On February 1st, 2006 the popular comic series Ctrl+Alt+Del launched the first episode of their new animated series which, judging by the feedback on their forums, became an instant success with most of the existing fan-base although some people were criticising the characters voices - an issue which probably could not have been avoided since longtime readers of the comic already had their own idea of what the characters would sound like.
Besides those obvious issues the readers already anticipated, there was an issue regarding the format in which the first episode was made available to paying customers. A number of fans were complaining about the lack of a down-loadable version of the episode since they were only able to stream it through the web-based player software.

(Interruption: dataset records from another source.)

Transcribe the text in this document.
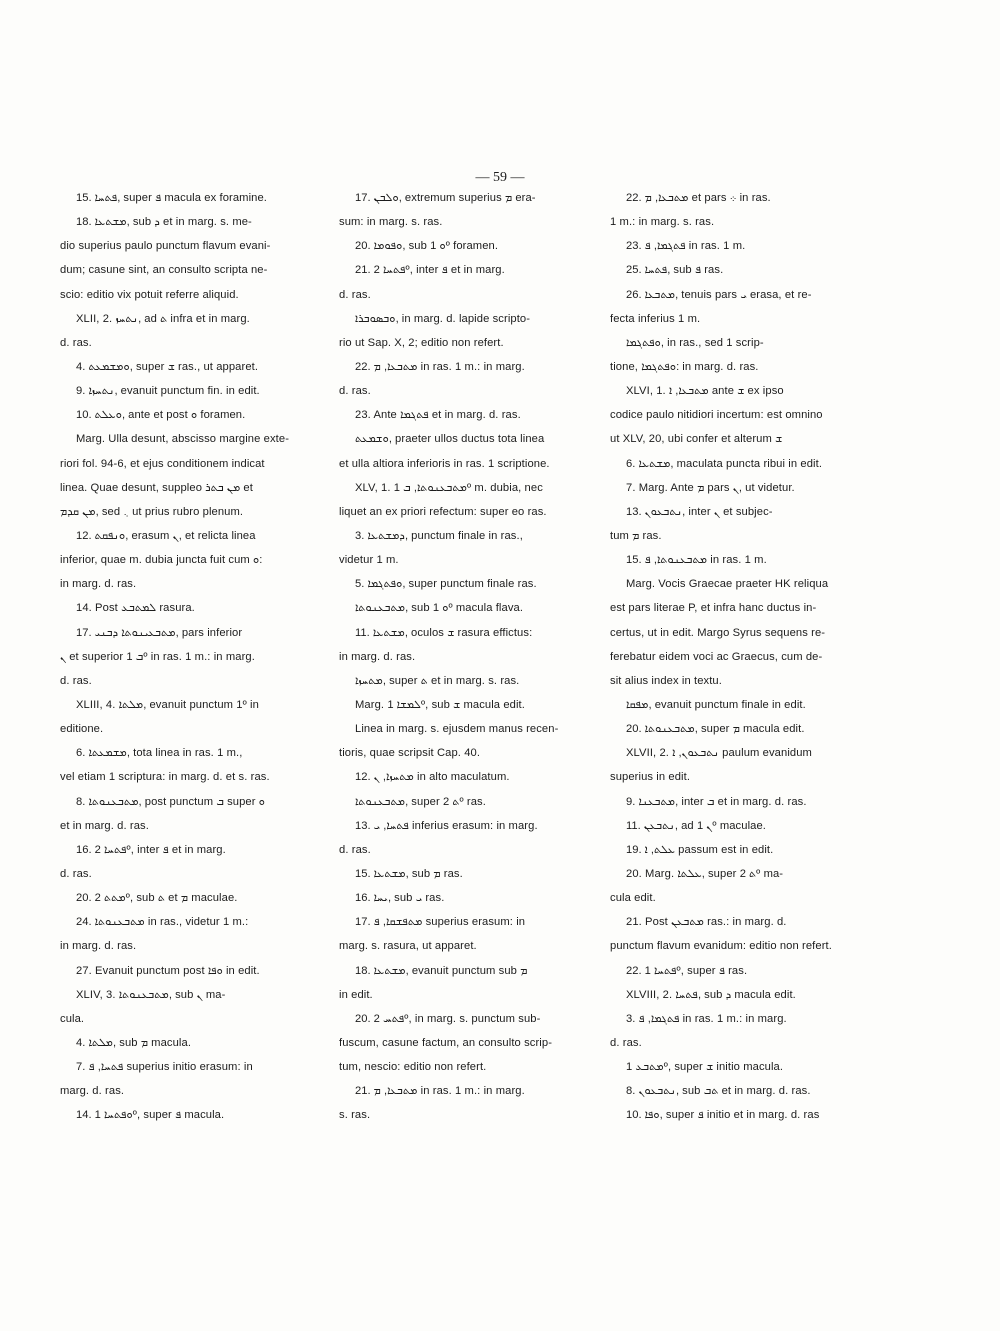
— 59 —
15. ܦܬܚܐ, super ܦ macula ex foramine.
18. ܡܫܬܥܐ, sub ܕ et in marg. s. me-
dio superius paulo punctum flavum evani-
dum; casune sint, an consulto scripta ne-
scio: editio vix potuit referre aliquid.
XLII, 2. ܢܬܚܙ, ad ܬ infra et in marg.
d. ras.
4. ܘܡܫܡܥܬ, super ܫ ras., ut apparet.
9. ܢܬܚܙܐ, evanuit punctum fin. in edit.
10. ܘܥܠܬ, ante et post ܘ foramen.
Marg. Ulla desunt, abscisso margine exte-
riori fol. 94-6, et ejus conditionem indicat
linea. Quae desunt, suppleo ܡܢ ܒܬܪ et
ܡܢ ܩܕܡ, sed ܆ ut prius rubro plenum.
12. ܘܢܦܩܬ, erasum ܢ, et relicta linea
inferior, quae m. dubia juncta fuit cum ܘ:
in marg. d. ras.
14. Post ܠܡܬܒܥ rasura.
17. ܡܬܒܥܝܢܘܬܐ ܕܒܢܝ, pars inferior
ܢ et superior ܒ 1º in ras. 1 m.: in marg.
d. ras.
XLIII, 4. ܡܠܬܐ, evanuit punctum 1º in
editione.
6. ܡܫܡܥܬܐ, tota linea in ras. 1 m.,
vel etiam 1 scriptura: in marg. d. et s. ras.
8. ܡܬܒܥܢܘܬܐ, post punctum ܒ super ܘ
et in marg. d. ras.
16. ܦܬܚܐ 2º, inter ܦ et in marg.
d. ras.
20. ܡܬܬ 2º, sub ܬ et ܡ maculae.
24. ܡܬܒܥܢܘܬܐ in ras., videtur 1 m.:
in marg. d. ras.
27. Evanuit punctum post ܘܦܐ in edit.
XLIV, 3. ܡܬܒܥܢܘܬܐ, sub ܢ ma-
cula.
4. ܡܠܬܐ, sub ܡ macula.
7. ܦܬܚܐ, ܦ superius initio erasum: in
marg. d. ras.
14. ܘܦܬܚܐ 1º, super ܦ macula.
17. ܘܠܒܢ, extremum superius ܡ era-
sum: in marg. s. ras.
20. ܘܦܘܡܐ, sub ܘ 1º foramen.
21. ܦܬܚܐ 2º, inter ܦ et in marg.
d. ras.
ܘܒܣܘܒܪܐ, in marg. d. lapide scripto-
rio ut Sap. X, 2; editio non refert.
22. ܡܬܒܥܐ, ܡ in ras. 1 m.: in marg.
d. ras.
23. Ante ܦܬܓܡܐ et in marg. d. ras.
ܘܫܡܥܬ, praeter ullos ductus tota linea
et ulla altiora inferioris in ras. 1 scriptione.
XLV, 1. ܡܬܒܥܢܘܬܐ, ܒ 1º m. dubia, nec
liquet an ex priori refectum: super eo ras.
3. ܕܡܫܬܥܐ, punctum finale in ras.,
videtur 1 m.
5. ܘܦܬܓܡܐ, super punctum finale ras.
ܡܬܒܥܢܘܬܐ, sub ܘ 1º macula flava.
11. ܡܫܬܥܐ, oculos ܫ rasura effictus:
in marg. d. ras.
ܡܬܚܙܐ, super ܬ et in marg. s. ras.
Marg. ܠܡܫܐ 1º, sub ܫ macula edit.
Linea in marg. s. ejusdem manus recen-
tioris, quae scripsit Cap. 40.
12. ܡܬܚܙܐ, ܢ in alto maculatum.
ܡܬܒܥܢܘܬܐ, super ܬ 2º ras.
13. ܦܬܚܐ, ܝ inferius erasum: in marg.
d. ras.
15. ܡܫܬܥܐ, sub ܡ ras.
16. ܝܚܐ, sub ܝ ras.
17. ܡܬܦܫܩܐ, ܦ superius erasum: in
marg. s. rasura, ut apparet.
18. ܡܫܬܥܐ, evanuit punctum sub ܡ
in edit.
20. ܦܬܚ 2º, in marg. s. punctum sub-
fuscum, casune factum, an consulto scrip-
tum, nescio: editio non refert.
21. ܡܬܒܥܐ, ܡ in ras. 1 m.: in marg.
s. ras.
22. ܡܬܒܥܐ, ܡ et pars ܀ in ras.
1 m.: in marg. s. ras.
23. ܦܬܓܡܐ, ܦ in ras. 1 m.
25. ܦܬܚܐ, sub ܦ ras.
26. ܡܬܒܥܐ, tenuis pars ܝ erasa, et re-
fecta inferius 1 m.
ܘܦܬܓܡܐ, in ras., sed 1 scrip-
tione, ܘܦܬܓܡܐ: in marg. d. ras.
XLVI, 1. ܡܬܒܥܐ, ܐ ante ܫ ex ipso
codice paulo nitidiori incertum: est omnino
ut XLV, 20, ubi confer et alterum ܫ
6. ܡܫܬܥܐ, maculata puncta ribui in edit.
7. Marg. Ante ܡ pars ܢ, ut videtur.
13. ܢܬܒܥܘܢ, inter ܢ et subjec-
tum ܡ ras.
15. ܡܬܒܥܢܘܬܐ, ܦ in ras. 1 m.
Marg. Vocis Graecae praeter HK reliqua
est pars literae P, et infra hanc ductus in-
certus, ut in edit. Margo Syrus sequens re-
ferebatur eidem voci ac Graecus, cum de-
sit alius index in textu.
ܡܦܩܐ, evanuit punctum finale in edit.
20. ܡܬܒܥܢܘܬܐ, super ܡ macula edit.
XLVII, 2. ܢܬܒܥܘܢ, ܐ paulum evanidum
superius in edit.
9. ܡܬܒܥܢܐ, inter ܒ et in marg. d. ras.
11. ܢܬܒܥܢ, ad ܢ 1º maculae.
19. ܥܠܬ, ܐ passum est in edit.
20. Marg. ܥܠܬܐ, super ܬ 2º ma-
cula edit.
21. Post ܡܬܒܥܢ ras.: in marg. d.
punctum flavum evanidum: editio non refert.
22. ܦܬܚܐ 1º, super ܦ ras.
XLVIII, 2. ܦܬܚܐ, sub ܕ macula edit.
3. ܦܬܓܡܐ, ܦ in ras. 1 m.: in marg.
d. ras.
ܡܬܒܥ 1º, super ܫ initio macula.
8. ܢܬܒܥܘܢ, sub ܬܒ et in marg. d. ras.
10. ܘܦܐ, super ܦ initio et in marg. d. ras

Of course, this method seems safer to the copyright holder, since the media cannot be downloaded and distributed to others as easily. Just a short time after the first episode was released, users on the forums reported sightings of said episode on various P2P networks. The protection in form of the web-based player has not proven a strong enough barrier to keep people from pirating the episode.

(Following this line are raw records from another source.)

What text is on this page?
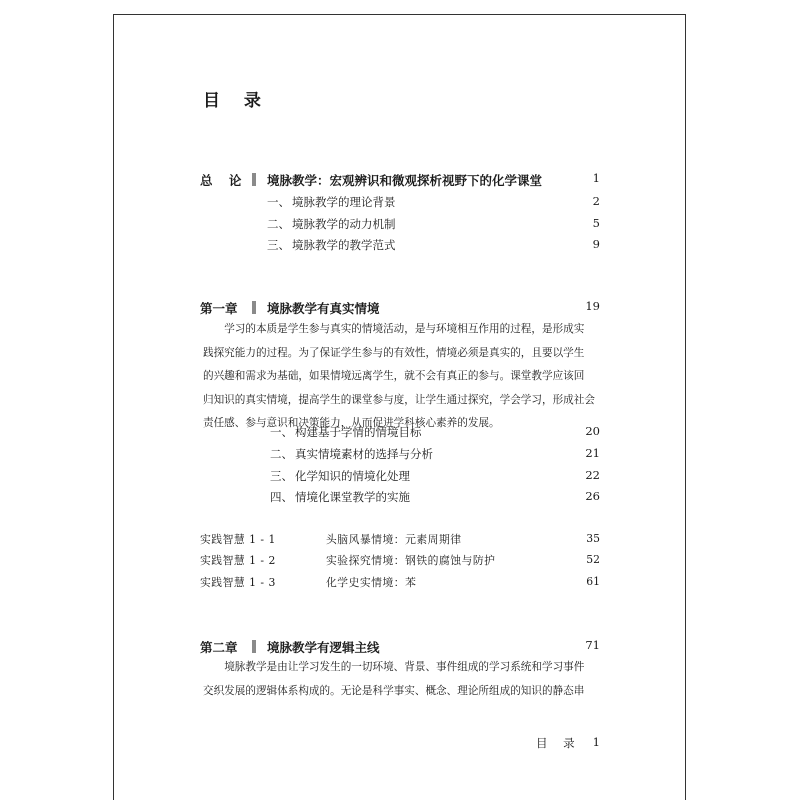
目 录
总 论 境脉教学：宏观辨识和微观探析视野下的化学课堂	1
一、 境脉教学的理论背景	2
二、 境脉教学的动力机制	5
三、 境脉教学的教学范式	9
第一章 境脉教学有真实情境	19
学习的本质是学生参与真实的情境活动，是与环境相互作用的过程，是形成实
践探究能力的过程。为了保证学生参与的有效性，情境必须是真实的，且要以学生
的兴趣和需求为基础，如果情境远离学生，就不会有真正的参与。课堂教学应该回
归知识的真实情境，提高学生的课堂参与度，让学生通过探究，学会学习，形成社会
责任感、参与意识和决策能力，从而促进学科核心素养的发展。
一、 构建基于学情的情境目标	20
二、 真实情境素材的选择与分析	21
三、 化学知识的情境化处理	22
四、 情境化课堂教学的实施	26
实践智慧 1 - 1	头脑风暴情境：元素周期律	35
实践智慧 1 - 2	实验探究情境：钢铁的腐蚀与防护	52
实践智慧 1 - 3	化学史实情境：苯	61
第二章 境脉教学有逻辑主线	71
境脉教学是由让学习发生的一切环境、背景、事件组成的学习系统和学习事件
交织发展的逻辑体系构成的。无论是科学事实、概念、理论所组成的知识的静态串
目 录 1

What do I conclude from this? The people who suffer from this limitation (the web-based player software) are paying customers. With this limitation, I was not able to burn the episode on a CD-R and play it on my DivX-enabled DVD player - I had to watch it on my monitor in a very small window instead of being able to watch it full-screen on my TV. The pirates, on the other hand, get to do this - and they did not pay $24.95 for a year of being able to watch the animated series.
I will certainly continue to support independent creators of any kind of media that appeals to me, but my guess is that in the long run, this sort of barrier is what will drive people into piracy. I would certainly feel more comfortable with my purchase if I could actually use it as I please.